One stakeholder might have an objection to the wedding of Barbie and G.I. Joe: Disney.

The entertainment powerhouse is a force in the toy industry because of its ability to make movies that sells oodles of action figures and dolls. And right now Walt Disney Co. has an ideal situation with the two deep-pocketed toymakers, Hasbro Inc. and Mattel Inc., bidding against each other for the right to spin Disney movies like “Frozen” into gold. Last year, Hasbro wrestled away from Mattel the right to manufacture Disney Princess, a $500 million business.

Disney is the largest licensor in the world, with products generating $4.5 billion in sales last year, about 9 percent of its total revenue. Taking one of the potential bidders out of the equation would likely put a dent in those sales figures, according to Sean McGowan, an independent toy-industry analyst.

“It’s hard to imagine anyone having more skin in the game than Disney,” said McGowan, who covered Hasbro and Mattel as an analyst for Wall Street firms like Oppenheimer & Co.

Disney declined to comment for this story.

El Segundo, California-based Mattel and Hasbro, based in Pawtucket, Rhode Island, have held discussions about a merger, people familiar with the matter said. Hasbro, which makes G.I. Joe and the Monopoly board game, approached its rival late last year and the companies have been talking sporadically, the people said, without providing details. The dialog may not lead to a deal, the people said.

A merger would create the largest toymaker in the world, with about $10 billion in annual sales, leaving Denmark’s Lego A/S a distant second. A combined Hasbro-Mattel would have the top brands and licenses for both boys’ and girls’ toys, including Star Wars, Marvel, DC Comics, Transformers, Barbie, Frozen and Disney Princess. It would also be a juggernaut on the baby and toddler front, with Mattel’s Fisher-Price and Thomas & Friends joining forces with Playskool’s Mr. Potato Head and Sesame Street.

A merger would have implications for not just Disney but for all the large movie studios, said Marty Brochstein, senior vice president at the International Licensing Industry Merchandisers Association. “They can now obviously play off one against the other,” he said. “You have two major bidders on the same level.”

There are some smaller toy companies, such as Malibu, California-based Jakks Pacific Inc. and Spin Master Corp., based in Toronto, which could win Disney’s business by promising the company more attention, McGowan said.

Disrupt Merger

Burbank, California-based Disney has plenty of leverage to disrupt a merger.

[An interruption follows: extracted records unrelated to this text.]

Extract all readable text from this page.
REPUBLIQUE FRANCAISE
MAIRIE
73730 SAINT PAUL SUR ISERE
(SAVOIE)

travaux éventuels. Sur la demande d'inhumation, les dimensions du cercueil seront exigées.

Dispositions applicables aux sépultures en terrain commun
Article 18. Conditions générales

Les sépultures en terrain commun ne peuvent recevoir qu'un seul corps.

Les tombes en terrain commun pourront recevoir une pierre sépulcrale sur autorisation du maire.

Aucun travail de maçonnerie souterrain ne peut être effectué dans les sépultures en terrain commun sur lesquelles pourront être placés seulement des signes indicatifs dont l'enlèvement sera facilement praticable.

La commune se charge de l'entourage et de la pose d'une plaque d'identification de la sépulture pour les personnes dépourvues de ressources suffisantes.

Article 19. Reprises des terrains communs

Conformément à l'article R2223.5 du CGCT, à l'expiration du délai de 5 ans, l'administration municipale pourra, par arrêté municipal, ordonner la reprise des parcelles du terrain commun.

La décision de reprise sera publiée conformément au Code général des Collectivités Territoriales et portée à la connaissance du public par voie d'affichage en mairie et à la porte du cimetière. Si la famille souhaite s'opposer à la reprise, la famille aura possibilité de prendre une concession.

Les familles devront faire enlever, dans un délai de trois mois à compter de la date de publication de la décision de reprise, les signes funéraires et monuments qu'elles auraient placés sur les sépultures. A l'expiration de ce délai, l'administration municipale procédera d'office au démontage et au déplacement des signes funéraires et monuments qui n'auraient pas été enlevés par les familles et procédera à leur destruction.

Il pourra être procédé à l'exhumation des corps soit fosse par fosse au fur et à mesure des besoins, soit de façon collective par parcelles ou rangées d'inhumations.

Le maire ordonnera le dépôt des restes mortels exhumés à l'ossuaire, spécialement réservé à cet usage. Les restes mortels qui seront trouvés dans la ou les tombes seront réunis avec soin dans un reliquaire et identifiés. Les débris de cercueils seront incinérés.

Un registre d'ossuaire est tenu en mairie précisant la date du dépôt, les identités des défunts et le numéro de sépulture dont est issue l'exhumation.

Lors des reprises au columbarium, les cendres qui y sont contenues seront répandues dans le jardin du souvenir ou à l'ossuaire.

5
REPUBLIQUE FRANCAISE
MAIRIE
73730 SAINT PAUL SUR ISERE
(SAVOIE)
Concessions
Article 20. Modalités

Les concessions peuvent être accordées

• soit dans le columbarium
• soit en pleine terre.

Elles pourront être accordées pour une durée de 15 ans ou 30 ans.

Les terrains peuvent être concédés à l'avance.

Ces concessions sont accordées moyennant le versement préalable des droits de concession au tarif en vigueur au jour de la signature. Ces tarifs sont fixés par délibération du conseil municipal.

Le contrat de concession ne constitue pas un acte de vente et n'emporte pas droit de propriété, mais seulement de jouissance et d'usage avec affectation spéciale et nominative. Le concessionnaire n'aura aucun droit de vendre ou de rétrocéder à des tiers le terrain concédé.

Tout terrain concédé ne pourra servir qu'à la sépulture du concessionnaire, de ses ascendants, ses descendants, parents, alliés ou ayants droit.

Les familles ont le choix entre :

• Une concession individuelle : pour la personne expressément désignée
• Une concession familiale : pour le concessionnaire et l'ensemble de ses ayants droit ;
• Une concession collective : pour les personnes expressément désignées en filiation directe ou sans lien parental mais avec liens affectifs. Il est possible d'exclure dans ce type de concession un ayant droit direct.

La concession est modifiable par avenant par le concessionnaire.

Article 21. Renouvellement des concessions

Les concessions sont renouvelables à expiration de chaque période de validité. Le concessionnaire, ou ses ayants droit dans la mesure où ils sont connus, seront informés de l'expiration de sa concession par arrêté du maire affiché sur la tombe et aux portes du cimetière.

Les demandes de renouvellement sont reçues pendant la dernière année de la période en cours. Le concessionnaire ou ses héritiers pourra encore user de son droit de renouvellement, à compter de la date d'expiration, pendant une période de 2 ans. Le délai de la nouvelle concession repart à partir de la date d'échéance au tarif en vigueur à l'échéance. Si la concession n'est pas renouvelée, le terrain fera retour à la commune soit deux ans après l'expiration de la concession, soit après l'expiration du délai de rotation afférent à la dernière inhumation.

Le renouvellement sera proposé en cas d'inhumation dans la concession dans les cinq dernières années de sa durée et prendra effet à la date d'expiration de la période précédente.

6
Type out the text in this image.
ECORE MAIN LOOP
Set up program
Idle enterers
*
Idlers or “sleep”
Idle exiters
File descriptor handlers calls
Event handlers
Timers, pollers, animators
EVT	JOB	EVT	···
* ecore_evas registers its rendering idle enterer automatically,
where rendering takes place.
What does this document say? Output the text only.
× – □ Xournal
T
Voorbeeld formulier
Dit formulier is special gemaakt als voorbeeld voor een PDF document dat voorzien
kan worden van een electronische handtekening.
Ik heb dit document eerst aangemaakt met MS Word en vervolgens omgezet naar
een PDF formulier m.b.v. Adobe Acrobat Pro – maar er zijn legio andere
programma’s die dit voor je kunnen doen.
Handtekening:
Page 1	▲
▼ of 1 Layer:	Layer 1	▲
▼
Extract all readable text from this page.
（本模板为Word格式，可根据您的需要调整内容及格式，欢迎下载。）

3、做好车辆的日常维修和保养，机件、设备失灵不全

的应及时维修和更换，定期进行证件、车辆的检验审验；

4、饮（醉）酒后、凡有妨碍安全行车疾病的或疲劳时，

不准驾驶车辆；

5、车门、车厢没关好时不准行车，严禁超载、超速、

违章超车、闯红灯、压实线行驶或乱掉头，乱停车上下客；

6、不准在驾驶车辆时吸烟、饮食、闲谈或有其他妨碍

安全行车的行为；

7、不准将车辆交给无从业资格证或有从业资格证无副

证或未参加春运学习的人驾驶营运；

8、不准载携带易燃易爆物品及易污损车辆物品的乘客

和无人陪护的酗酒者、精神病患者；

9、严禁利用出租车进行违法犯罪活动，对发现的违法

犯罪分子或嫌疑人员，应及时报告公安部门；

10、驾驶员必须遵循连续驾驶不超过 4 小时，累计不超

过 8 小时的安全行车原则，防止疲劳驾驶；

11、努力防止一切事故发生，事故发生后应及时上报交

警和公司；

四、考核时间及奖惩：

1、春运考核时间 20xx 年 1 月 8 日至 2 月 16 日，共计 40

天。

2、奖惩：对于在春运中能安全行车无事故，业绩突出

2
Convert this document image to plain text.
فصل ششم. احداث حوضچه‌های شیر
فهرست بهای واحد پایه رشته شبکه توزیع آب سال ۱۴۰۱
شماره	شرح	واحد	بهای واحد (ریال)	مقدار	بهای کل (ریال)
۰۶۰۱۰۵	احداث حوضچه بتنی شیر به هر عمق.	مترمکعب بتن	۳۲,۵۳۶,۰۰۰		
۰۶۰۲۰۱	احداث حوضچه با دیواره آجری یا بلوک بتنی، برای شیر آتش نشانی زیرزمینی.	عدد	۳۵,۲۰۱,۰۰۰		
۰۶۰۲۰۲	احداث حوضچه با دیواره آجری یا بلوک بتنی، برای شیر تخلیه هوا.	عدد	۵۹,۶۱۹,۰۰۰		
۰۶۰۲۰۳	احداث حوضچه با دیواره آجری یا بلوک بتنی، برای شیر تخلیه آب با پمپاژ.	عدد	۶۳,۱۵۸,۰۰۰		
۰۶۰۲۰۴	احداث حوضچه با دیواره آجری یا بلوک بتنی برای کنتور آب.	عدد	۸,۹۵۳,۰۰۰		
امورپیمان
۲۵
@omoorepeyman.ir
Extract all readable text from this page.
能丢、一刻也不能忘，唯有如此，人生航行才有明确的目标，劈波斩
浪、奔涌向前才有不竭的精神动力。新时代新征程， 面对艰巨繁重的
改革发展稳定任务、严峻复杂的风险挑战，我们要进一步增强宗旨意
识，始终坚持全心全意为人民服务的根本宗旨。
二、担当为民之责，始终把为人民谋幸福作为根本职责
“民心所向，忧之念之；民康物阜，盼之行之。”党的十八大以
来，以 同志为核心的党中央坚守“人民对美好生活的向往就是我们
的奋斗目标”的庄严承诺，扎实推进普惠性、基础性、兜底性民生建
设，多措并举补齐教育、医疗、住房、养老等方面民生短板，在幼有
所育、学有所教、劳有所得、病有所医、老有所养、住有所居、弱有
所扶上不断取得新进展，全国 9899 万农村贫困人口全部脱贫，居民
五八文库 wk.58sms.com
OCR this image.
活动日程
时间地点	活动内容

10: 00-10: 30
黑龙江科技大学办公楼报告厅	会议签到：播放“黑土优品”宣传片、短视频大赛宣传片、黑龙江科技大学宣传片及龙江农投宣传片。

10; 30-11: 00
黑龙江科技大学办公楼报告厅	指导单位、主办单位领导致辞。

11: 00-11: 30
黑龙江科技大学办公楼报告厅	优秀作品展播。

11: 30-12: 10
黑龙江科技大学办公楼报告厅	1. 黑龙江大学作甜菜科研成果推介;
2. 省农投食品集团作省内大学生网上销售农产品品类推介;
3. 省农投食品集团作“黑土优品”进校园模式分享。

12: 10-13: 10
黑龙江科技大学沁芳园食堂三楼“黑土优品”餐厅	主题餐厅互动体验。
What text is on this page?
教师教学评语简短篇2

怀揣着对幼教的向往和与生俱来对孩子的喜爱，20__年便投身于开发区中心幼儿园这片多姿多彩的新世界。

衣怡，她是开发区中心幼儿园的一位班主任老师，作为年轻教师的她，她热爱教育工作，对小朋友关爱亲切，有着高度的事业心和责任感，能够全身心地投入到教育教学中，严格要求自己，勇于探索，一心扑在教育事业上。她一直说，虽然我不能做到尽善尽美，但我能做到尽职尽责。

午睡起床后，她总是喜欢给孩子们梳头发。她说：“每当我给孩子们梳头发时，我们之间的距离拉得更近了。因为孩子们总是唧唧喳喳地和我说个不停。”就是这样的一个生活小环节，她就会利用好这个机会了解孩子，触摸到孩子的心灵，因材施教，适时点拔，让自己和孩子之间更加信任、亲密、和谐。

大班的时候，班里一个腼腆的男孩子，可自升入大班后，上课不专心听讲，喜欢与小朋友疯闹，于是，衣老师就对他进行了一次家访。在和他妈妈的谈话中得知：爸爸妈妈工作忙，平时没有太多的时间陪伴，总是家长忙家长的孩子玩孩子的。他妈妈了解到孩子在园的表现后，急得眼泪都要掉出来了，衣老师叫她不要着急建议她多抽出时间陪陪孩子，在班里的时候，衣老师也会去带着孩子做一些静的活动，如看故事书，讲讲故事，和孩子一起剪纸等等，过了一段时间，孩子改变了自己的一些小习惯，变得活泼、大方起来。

Major licensing agreements have opt-out provisions if a company changes hands, McGowan said. That means Disney or another major entertainment company like Warner Bros. could pull out of a deal.

Warner Bros., a unit of Time Warner Inc., declined to comment.

Another conflict could arise, this one among superheroes. Mattel has the main toy rights to DC Comics (Superman and Batman), owned by Warner Bros., and Hasbro has Marvel (The Avengers), a Disney property. If Hasbro and Mattel were to merge, the brands’ owners might start wondering who would be getting the most resources and best designers, McGowan said.

Disney might also be threatened by a combined Hasbro and Mattel becoming a bigger competitor with its own brands. That rationale was at play when Hasbro was in talks to buy DreamWorks Animation SKG Inc. in late 2014. 

Hasbro has resuscitated Transformers and My Little Pony with films and TV, turning them into licensing forces. Analysts have criticized Mattel for not doing enough to boost its brands, and teaming with Hasbro could help them with that, posing a bigger competitive threat to film and TV studios. For instance, a movie based on Mattel’s Barbie, a rival to Disney Princess and Frozen, has been in development for years.

The way things are now, Disney has the upper hand, McGowan said, and “if you’re the more powerful partner, you want to keep that power.”